Insurers will charge you less in premiums if you hike your deductible, although the amount you save depends on what state you live in, and often works in their favor by putting more financial burden on the homeowner in the case of such problems as fire or flood.
For example, if a small fire causes $4,500 in damage to your home and your policy has a $5,000 deductible, you’re on the hook for the entire cost of repairs.
“Since savings vary so much from state to state, consumers need to consider the bottom line before increasing deductibles,” says Laura Adams, senior analyst at InsuranceQuotes.com. “While switching from a $500 deductible to a $5,000 deductible sounds appealing because it lowers home insurance premiums by an average of 28 percent, it could be a risky move for consumers who don’t maintain that much in savings.”
Of course, homeowners can raise their deductibles less. Boosting a policy’s deductible to $2,000 from $500 saves a homeowner 16 percent, on average,according to InsuranceQuotes.com.
Some states are more generous on their homeowner insurance rates than others. North Carolina for example, allows homeowners to save 41 percent on their policies by raising out-of-pocket deductibles.
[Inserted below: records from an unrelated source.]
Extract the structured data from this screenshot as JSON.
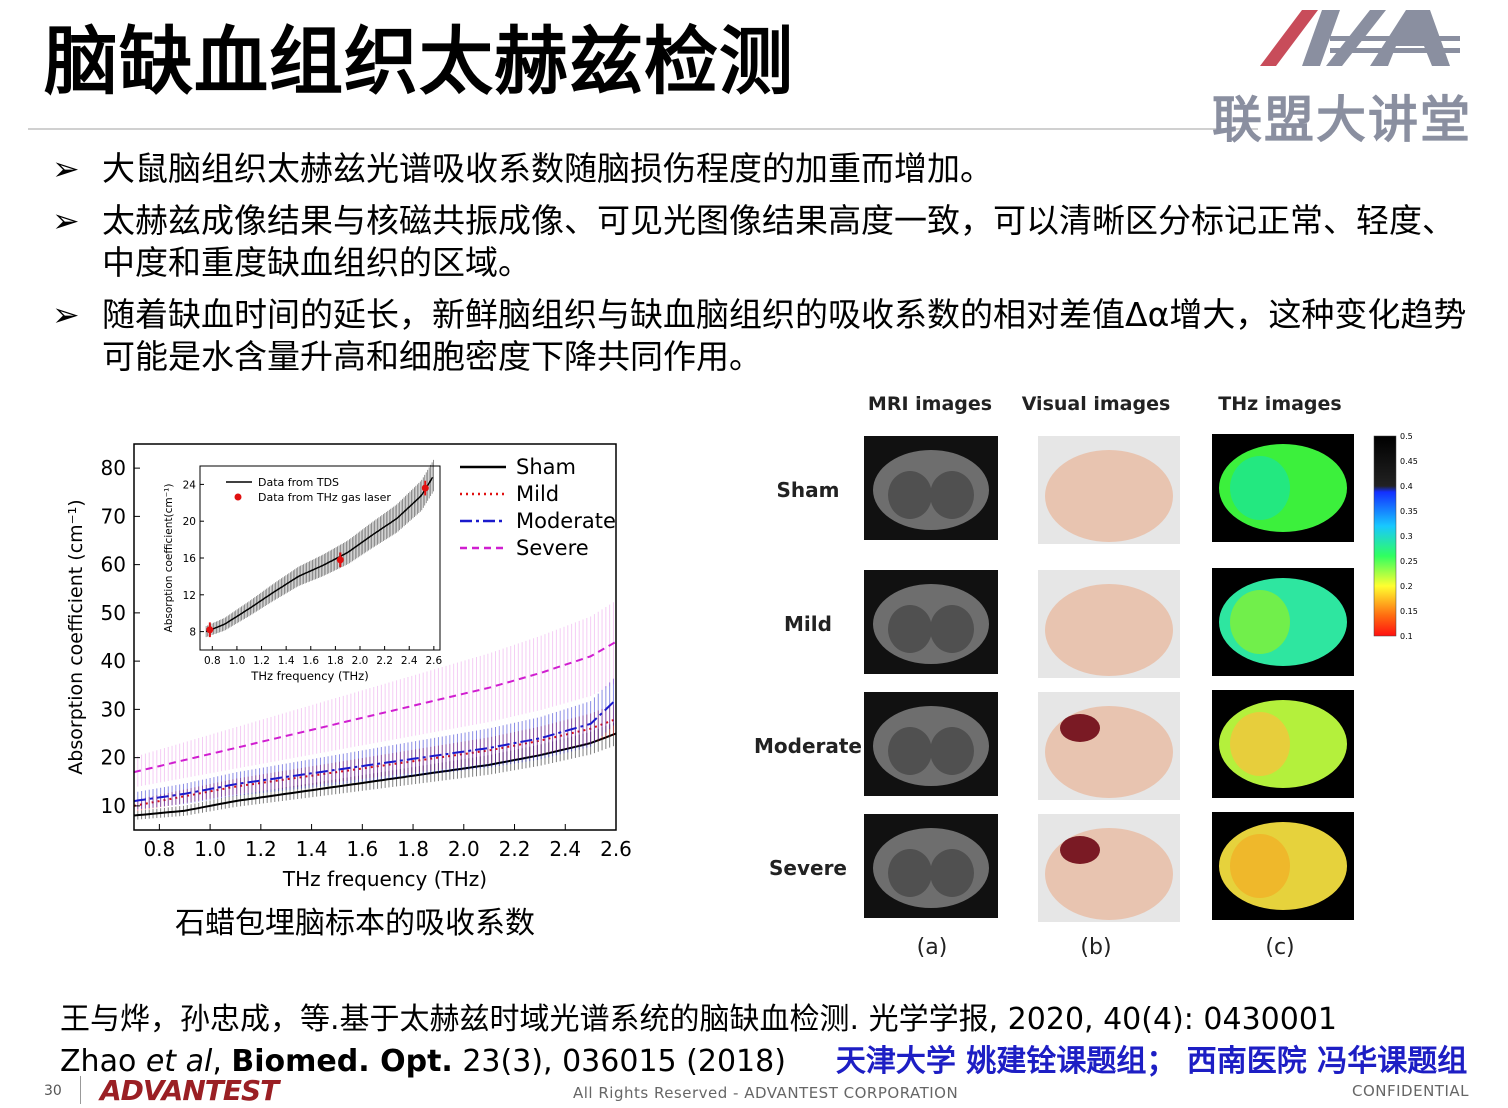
{
  "title": "脑缺血组织太赫兹检测",
  "logo": {
    "text": "联盟大讲堂"
  },
  "bullets": [
    "大鼠脑组织太赫兹光谱吸收系数随脑损伤程度的加重而增加。",
    "太赫兹成像结果与核磁共振成像、可见光图像结果高度一致，可以清晰区分标记正常、轻度、中度和重度缺血组织的区域。",
    "随着缺血时间的延长，新鲜脑组织与缺血脑组织的吸收系数的相对差值Δα增大，这种变化趋势可能是水含量升高和细胞密度下降共同作用。"
  ],
  "bullet_marker": "➢",
  "chart_data": [
    {
      "type": "line",
      "xlabel": "THz frequency (THz)",
      "ylabel": "Absorption coefficient (cm⁻¹)",
      "xlim": [
        0.7,
        2.6
      ],
      "ylim": [
        5,
        85
      ],
      "x_ticks": [
        "0.8",
        "1.0",
        "1.2",
        "1.4",
        "1.6",
        "1.8",
        "2.0",
        "2.2",
        "2.4",
        "2.6"
      ],
      "y_ticks": [
        "10",
        "20",
        "30",
        "40",
        "50",
        "60",
        "70",
        "80"
      ],
      "legend_position": "top-right",
      "x": [
        0.7,
        0.9,
        1.1,
        1.3,
        1.5,
        1.7,
        1.9,
        2.1,
        2.3,
        2.5,
        2.6
      ],
      "series": [
        {
          "name": "Sham",
          "color": "#000000",
          "style": "solid",
          "values": [
            8,
            9,
            11,
            12.5,
            14,
            15.5,
            17,
            18.5,
            20.5,
            23,
            25
          ]
        },
        {
          "name": "Mild",
          "color": "#e01010",
          "style": "dotted",
          "values": [
            10,
            12,
            14,
            15.5,
            17,
            18.5,
            20,
            21.5,
            23.5,
            26,
            28
          ]
        },
        {
          "name": "Moderate",
          "color": "#1a1acc",
          "style": "dashdot",
          "values": [
            11,
            12.5,
            14.5,
            16,
            17.5,
            19,
            20.5,
            22,
            24,
            27,
            32
          ]
        },
        {
          "name": "Severe",
          "color": "#d01ed0",
          "style": "dashed",
          "values": [
            17,
            19.5,
            22,
            24.5,
            27,
            29.5,
            32,
            34.5,
            37.5,
            41,
            44
          ]
        }
      ],
      "caption": "石蜡包埋脑标本的吸收系数"
    },
    {
      "type": "line",
      "xlabel": "THz frequency (THz)",
      "ylabel": "Absorption coefficient(cm⁻¹)",
      "xlim": [
        0.7,
        2.65
      ],
      "ylim": [
        6,
        26
      ],
      "x_ticks": [
        "0.8",
        "1.0",
        "1.2",
        "1.4",
        "1.6",
        "1.8",
        "2.0",
        "2.2",
        "2.4",
        "2.6"
      ],
      "y_ticks": [
        "8",
        "12",
        "16",
        "20",
        "24"
      ],
      "legend_position": "top-left",
      "x": [
        0.75,
        0.9,
        1.1,
        1.3,
        1.5,
        1.7,
        1.9,
        2.1,
        2.3,
        2.5,
        2.6
      ],
      "series": [
        {
          "name": "Data from TDS",
          "color": "#000000",
          "values": [
            8,
            8.8,
            10.5,
            12.3,
            14,
            15.2,
            16.6,
            18.5,
            20.3,
            22.8,
            25
          ]
        },
        {
          "name": "Data from THz gas laser",
          "color": "#e01010",
          "points": [
            [
              0.78,
              8.2
            ],
            [
              1.84,
              15.8
            ],
            [
              2.53,
              23.6
            ]
          ]
        }
      ]
    }
  ],
  "figure": {
    "col_headers": [
      "MRI images",
      "Visual images",
      "THz images"
    ],
    "row_labels": [
      "Sham",
      "Mild",
      "Moderate",
      "Severe"
    ],
    "panel_labels": [
      "(a)",
      "(b)",
      "(c)"
    ],
    "colorbar_ticks": [
      "0.5",
      "0.45",
      "0.4",
      "0.35",
      "0.3",
      "0.25",
      "0.2",
      "0.15",
      "0.1"
    ]
  },
  "refs": {
    "ref1": "王与烨，孙忠成，等.基于太赫兹时域光谱系统的脑缺血检测. 光学学报, 2020, 40(4): 0430001",
    "ref2_author": "Zhao ",
    "ref2_etal": "et al",
    "ref2_comma": ", ",
    "ref2_journal": "Biomed. Opt.",
    "ref2_rest": " 23(3), 036015 (2018)",
    "ref2_groups": "天津大学 姚建铨课题组；  西南医院 冯华课题组"
  },
  "footer": {
    "page_number": "30",
    "company_logo": "ADVANTEST",
    "rights": "All Rights Reserved - ADVANTEST CORPORATION",
    "confidential": "CONFIDENTIAL"
  }
}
Rhode Island (26 percent) and Florida (23 percent) residents can also save big.
On the other end of the spectrum on saving with deductibles are such states as Hawaii (at 4 percent savings) and Texas (6 percent).
Insurance industry experts say the decision is really based on how you view homeowner’s insurance.
“If your deductible doesn’t hurt, it’s not high enough,” says Kevin Foley, an insurance broker at PFT&K Insurance Brokers in Milltown, New Jersey. “Why so high? Because insurance is for disasters — things that make you drop to your knees and thank God you have insurance. It’s not for maintenance.”
Consequently, you shouldn’t use your insurance unless you absolutely have to, Foley adds. “Having a low deductible lures you into wanting to use the insurance when you have minor problems,” he says. “What’s $250, if the insurance pays the other $1,750?”
“The problem with that is most insurance companies allow you two strikes in three years and then they cancel you,” Foley explains. “Replacement insurance is unbelievably expensive, and you’re stuck with it for three years before anyone will talk to you. Plus, you can’t hide from your losses, because they all share information.”
Some homeowners agree that raising insurance deductibles was good for them.
“We significantly increased our home deductible and saved 32 percent on our homeowner’s and our auto insurance,” says Mark Zoril, founder of PlanVision, a Plymouth, Minnesota-based financial services firm.
Zoril’s process was straightforward. “I reached out to six different firms and could have reached out to many more — Farmers, American Family, Liberty Mutual, Travelers and AAA … I imaged copies of all of our policies with Allstate and sent them to each office. I told them to just match the coverage and provide a quote.’
Zoril ended up choosing Liberty Mutual and raising his homeowner’s policy deductible to $10,000. “We decided to treat our home insurance as coverage for a catastrophic event,” he explains. “This reduced our premium a lot. [But] our risk is that our house or roof will suffer severe damage in a storm or weather event.”